Le Cdt Lesseyeux, patron de l'Escadrille tchadienne, me confie la charge de la section SATER, charge symbolique, la section n'est active qu'en cas d'accident.
Il me donne une caisse en bois montée sur quatre pieds et munie sur le devant d'un abattant qui en fait un secrétariat mobile à déplacer au plus près des moyens de transmission. À l'intérieur, des docs OACI mais rien sur les méthodes de navigation lors des recherches, aucun tableau ou abaque pour définir la hauteur de vol à choisir en fonction de la visibilité et de la taille de l'avion recherché.

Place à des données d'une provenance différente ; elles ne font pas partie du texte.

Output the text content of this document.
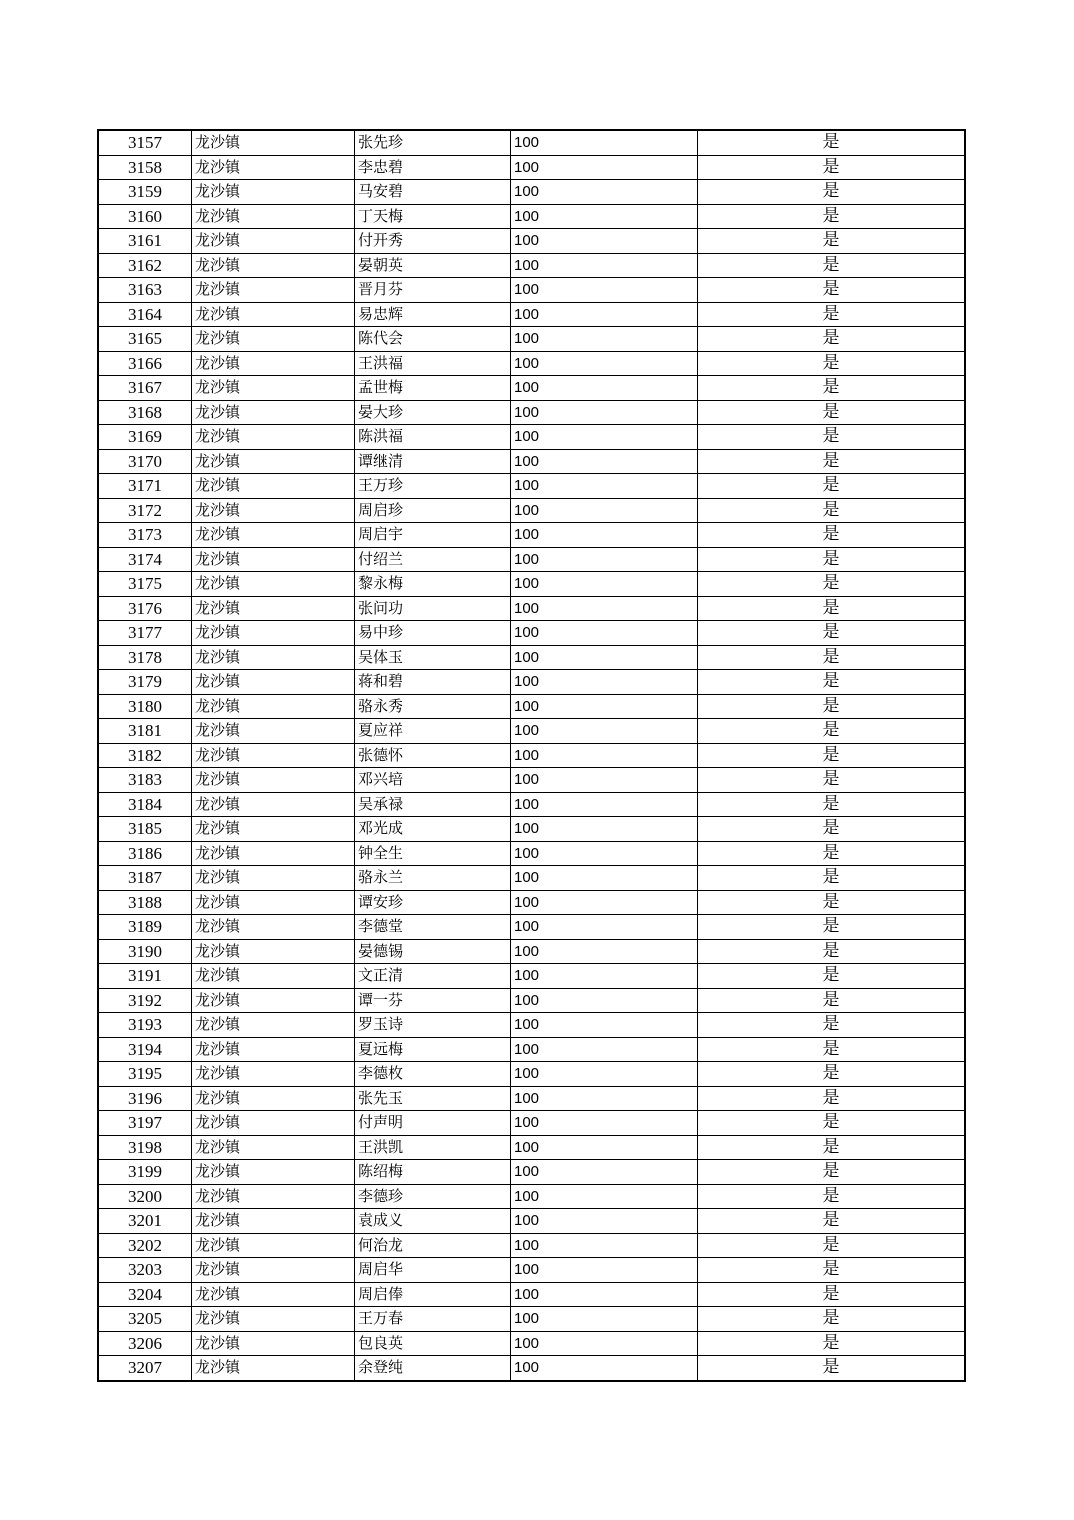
3157	龙沙镇	张先珍	100	是
3158	龙沙镇	李忠碧	100	是
3159	龙沙镇	马安碧	100	是
3160	龙沙镇	丁天梅	100	是
3161	龙沙镇	付开秀	100	是
3162	龙沙镇	晏朝英	100	是
3163	龙沙镇	晋月芬	100	是
3164	龙沙镇	易忠辉	100	是
3165	龙沙镇	陈代会	100	是
3166	龙沙镇	王洪福	100	是
3167	龙沙镇	孟世梅	100	是
3168	龙沙镇	晏大珍	100	是
3169	龙沙镇	陈洪福	100	是
3170	龙沙镇	谭继清	100	是
3171	龙沙镇	王万珍	100	是
3172	龙沙镇	周启珍	100	是
3173	龙沙镇	周启宇	100	是
3174	龙沙镇	付绍兰	100	是
3175	龙沙镇	黎永梅	100	是
3176	龙沙镇	张问功	100	是
3177	龙沙镇	易中珍	100	是
3178	龙沙镇	吴体玉	100	是
3179	龙沙镇	蒋和碧	100	是
3180	龙沙镇	骆永秀	100	是
3181	龙沙镇	夏应祥	100	是
3182	龙沙镇	张德怀	100	是
3183	龙沙镇	邓兴培	100	是
3184	龙沙镇	吴承禄	100	是
3185	龙沙镇	邓光成	100	是
3186	龙沙镇	钟全生	100	是
3187	龙沙镇	骆永兰	100	是
3188	龙沙镇	谭安珍	100	是
3189	龙沙镇	李德堂	100	是
3190	龙沙镇	晏德锡	100	是
3191	龙沙镇	文正清	100	是
3192	龙沙镇	谭一芬	100	是
3193	龙沙镇	罗玉诗	100	是
3194	龙沙镇	夏远梅	100	是
3195	龙沙镇	李德枚	100	是
3196	龙沙镇	张先玉	100	是
3197	龙沙镇	付声明	100	是
3198	龙沙镇	王洪凯	100	是
3199	龙沙镇	陈绍梅	100	是
3200	龙沙镇	李德珍	100	是
3201	龙沙镇	袁成义	100	是
3202	龙沙镇	何治龙	100	是
3203	龙沙镇	周启华	100	是
3204	龙沙镇	周启俸	100	是
3205	龙沙镇	王万春	100	是
3206	龙沙镇	包良英	100	是
3207	龙沙镇	余登纯	100	是
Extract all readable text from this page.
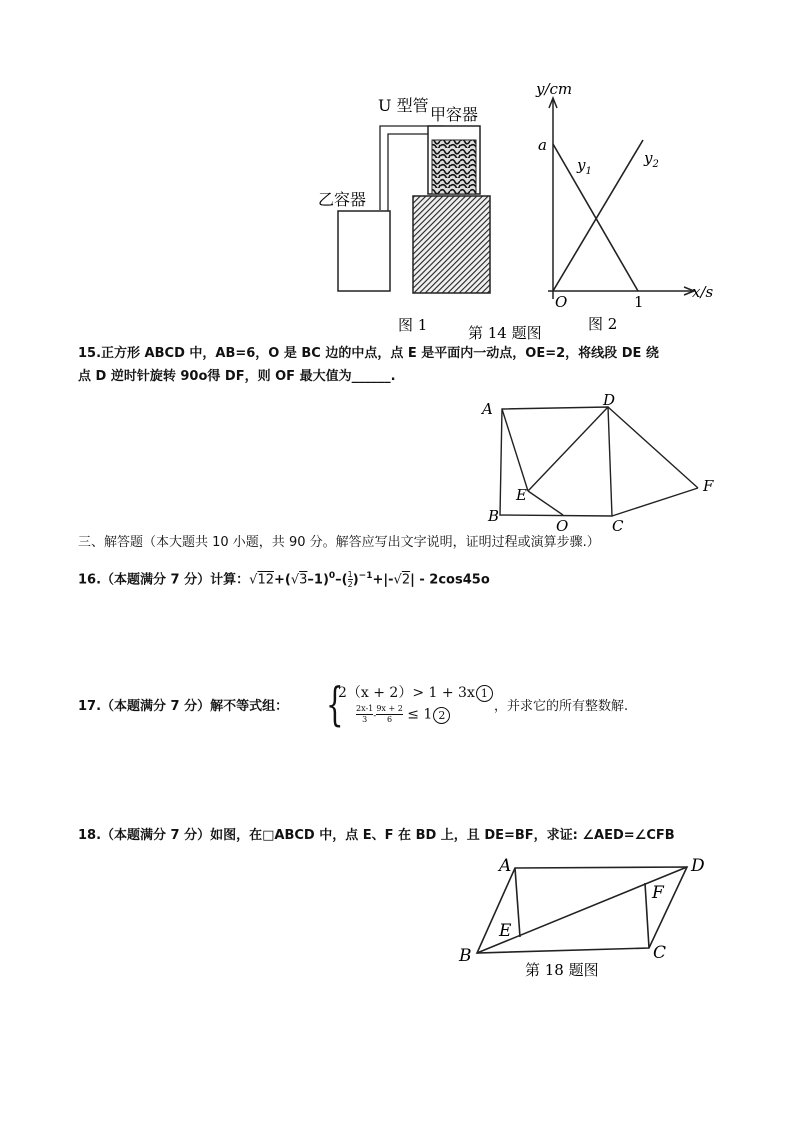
U 型管 甲容器
乙容器
图 1	第 14 题图	图 2
y/cm
x/s
a
$y_1$
$y_2$
O	1
15.正方形 ABCD 中，AB=6，O 是 BC 边的中点，点 E 是平面内一动点，OE=2，将线段 DE 绕
点 D 逆时针旋转 90o得 DF，则 OF 最大值为______.
A	D
E	F
B
O	C
三、解答题（本大题共 10 小题，共 90 分。解答应写出文字说明，证明过程或演算步骤.）
16.（本题满分 7 分）计算：$√12+(√3-1)^0-( \frac{1}{2} )^{-1}+|-√2| - 2\cos 45o$
17.（本题满分 7 分）解不等式组： {
2（x + 2）> 1 + 3x 1
$\frac{2x-1}{3} - \frac{9x + 2}{6} \le 1$ 2
，并求它的所有整数解.
18.（本题满分 7 分）如图，在□ABCD 中，点 E、F 在 BD 上，且 DE=BF，求证: ∠AED=∠CFB
A	D
F
E
B	C
第 18 题图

Habitué à la doc du C-135, le célèbre Dash-One, trop gâté, je sais qu'il nous faudra remettre en route ce bon vieux pifomètre associé au sens du chamelier habitué du désert. Il y a aussi un cahier où est relaté la seule recherche faite : le leader-pilote de "Air Tchad" a crashé un avion d'aéro-club au milieu des dunes lors d'un convoyage et c'est un C-135 de passage qui l'a tiré à la gonio de bord, celle qui sert parfois à ramener les ravitaillés. Je range la boîte, attendons, on verra bien !
Et puis l'inattendu se produit : nous sommes en INCERFA, un avion n'est pas arrivé à destination dans les délais de son plan de vol. C'est le chanteur Daniel Guichard ("dans son vieux pardessus rappé …") qui a loué les services d'un pilote de brousse et de son bimoteur d'affaires pour rejoindre Tripoli en Libye depuis Niamey, via Dirkou, où ils ne sont pas arrivés.
Passé l'ALERFA, nous décollons. Notre chef Ops, le Cdt Carboni, prend l'affaire en main, met en ligne un DC-4 où il sera commandant d'avion mais en place droite pour avoir les mains libres, Mouta et moi comme navigateurs, la piste fournit autant de mécanos qu'il y a de hublots et nous voilà en l'air.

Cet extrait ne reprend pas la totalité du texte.